ここは飲んでおいたほうがいいだろう。おなか壊したら気合でなんとかするってことで。
川の水をすくってまずは一口。
ウマいっ!この数時間歩き続けて火照った体に数時間ぶりの冷たい水!しみ込んできやがる……体にっ!
ひとしきり飲み終わったころには心なしか体の疲労が取れているように感じた。
ふう…… 落ち着いたところで先に進むか。
少し歩いたところで。
ついつい周りの人が居ないのを確認し、そこらの棒切れを拾い上げて憧れのキャラクターの振り方を真似する。
ほら、小学生の時によくやった傘を剣に見立ててごっこ遊びするやつ。
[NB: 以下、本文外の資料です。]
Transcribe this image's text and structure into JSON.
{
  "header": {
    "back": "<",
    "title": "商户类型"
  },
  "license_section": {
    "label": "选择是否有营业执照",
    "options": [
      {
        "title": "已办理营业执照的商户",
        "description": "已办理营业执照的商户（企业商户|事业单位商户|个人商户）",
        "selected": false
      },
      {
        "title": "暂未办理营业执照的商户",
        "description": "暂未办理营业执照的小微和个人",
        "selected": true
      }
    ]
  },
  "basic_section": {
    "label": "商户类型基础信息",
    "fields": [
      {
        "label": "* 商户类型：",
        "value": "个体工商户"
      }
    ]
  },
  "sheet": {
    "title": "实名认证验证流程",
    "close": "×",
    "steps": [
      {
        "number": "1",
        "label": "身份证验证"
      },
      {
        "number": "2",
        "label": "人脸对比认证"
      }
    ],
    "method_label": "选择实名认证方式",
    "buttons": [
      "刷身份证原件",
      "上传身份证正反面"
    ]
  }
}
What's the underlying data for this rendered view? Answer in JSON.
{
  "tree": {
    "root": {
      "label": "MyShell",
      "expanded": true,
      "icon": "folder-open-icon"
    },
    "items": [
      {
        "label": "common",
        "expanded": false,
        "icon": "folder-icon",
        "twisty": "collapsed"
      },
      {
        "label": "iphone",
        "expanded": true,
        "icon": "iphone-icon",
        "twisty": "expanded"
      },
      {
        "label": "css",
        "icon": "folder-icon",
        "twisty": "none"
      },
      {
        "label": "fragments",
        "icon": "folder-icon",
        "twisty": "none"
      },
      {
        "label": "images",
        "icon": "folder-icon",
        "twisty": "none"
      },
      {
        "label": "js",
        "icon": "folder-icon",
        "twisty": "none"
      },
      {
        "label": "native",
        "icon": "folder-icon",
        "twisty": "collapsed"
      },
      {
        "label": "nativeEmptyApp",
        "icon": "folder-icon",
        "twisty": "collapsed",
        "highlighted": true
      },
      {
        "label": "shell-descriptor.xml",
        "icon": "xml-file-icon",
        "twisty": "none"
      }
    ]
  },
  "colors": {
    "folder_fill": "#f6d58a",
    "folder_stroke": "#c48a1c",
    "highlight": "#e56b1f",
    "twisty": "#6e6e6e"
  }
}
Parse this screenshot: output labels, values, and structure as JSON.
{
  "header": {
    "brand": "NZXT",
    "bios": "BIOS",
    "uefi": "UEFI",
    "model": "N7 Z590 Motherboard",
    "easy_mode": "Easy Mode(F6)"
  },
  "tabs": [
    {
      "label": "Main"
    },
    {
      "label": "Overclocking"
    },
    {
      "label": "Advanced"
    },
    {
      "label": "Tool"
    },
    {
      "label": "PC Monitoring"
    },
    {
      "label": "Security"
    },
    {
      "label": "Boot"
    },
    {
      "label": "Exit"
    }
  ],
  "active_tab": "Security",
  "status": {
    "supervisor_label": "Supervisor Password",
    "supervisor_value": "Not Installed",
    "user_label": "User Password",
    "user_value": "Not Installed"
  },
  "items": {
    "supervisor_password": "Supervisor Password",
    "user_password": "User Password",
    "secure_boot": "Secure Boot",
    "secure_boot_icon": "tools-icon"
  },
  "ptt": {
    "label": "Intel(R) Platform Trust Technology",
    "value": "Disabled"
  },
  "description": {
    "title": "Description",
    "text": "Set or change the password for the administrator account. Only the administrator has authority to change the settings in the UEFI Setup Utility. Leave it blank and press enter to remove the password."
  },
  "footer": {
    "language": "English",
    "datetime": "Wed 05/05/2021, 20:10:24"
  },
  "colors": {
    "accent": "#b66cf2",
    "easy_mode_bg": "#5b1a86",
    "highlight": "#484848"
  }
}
あれだよ。
伝説の紅いレプリロイドのように拾った棒をヒッフッハと振る。
ん?なんか違和感。
今度は振り方を変えて違和感を探す。
棒切れを振ると違和感の正体に気づくと同時に驚いた。
何故かわからないが、虹色に光っているようだ。
へ?なにこれ?
なんじゃこりゃ……よくわからんけど試しに近くにあった木へ殴りかかってみる。
フンッ!
ゴスッと棒切れが打ち付けられた次の瞬間、そこがはじけ飛び木の幹が抉れた。
自重を支えられなくなった木がめきめきとこちらへと倒れてくる。
「うわわわわ!!」
すんでのところで倒木を避け、呆然とする。
なんだこれえええ!?すげええええ!!
目覚めたの?俺の不思議なパワーがエクスプロージョンでレインボーなの?
もしかしてさっきの水を飲んだからか?
振り返ったが、川は見当たらなかった。
あれ?おかしいな。
辺りは視界を遮るものはなく、そこまで移動してないはずなのに。
少し鳥肌が立つ。
ま、まぁいいさ 異能に目覚めるってのは漫画やアニメの登場人物みたいで悪い気分ではない。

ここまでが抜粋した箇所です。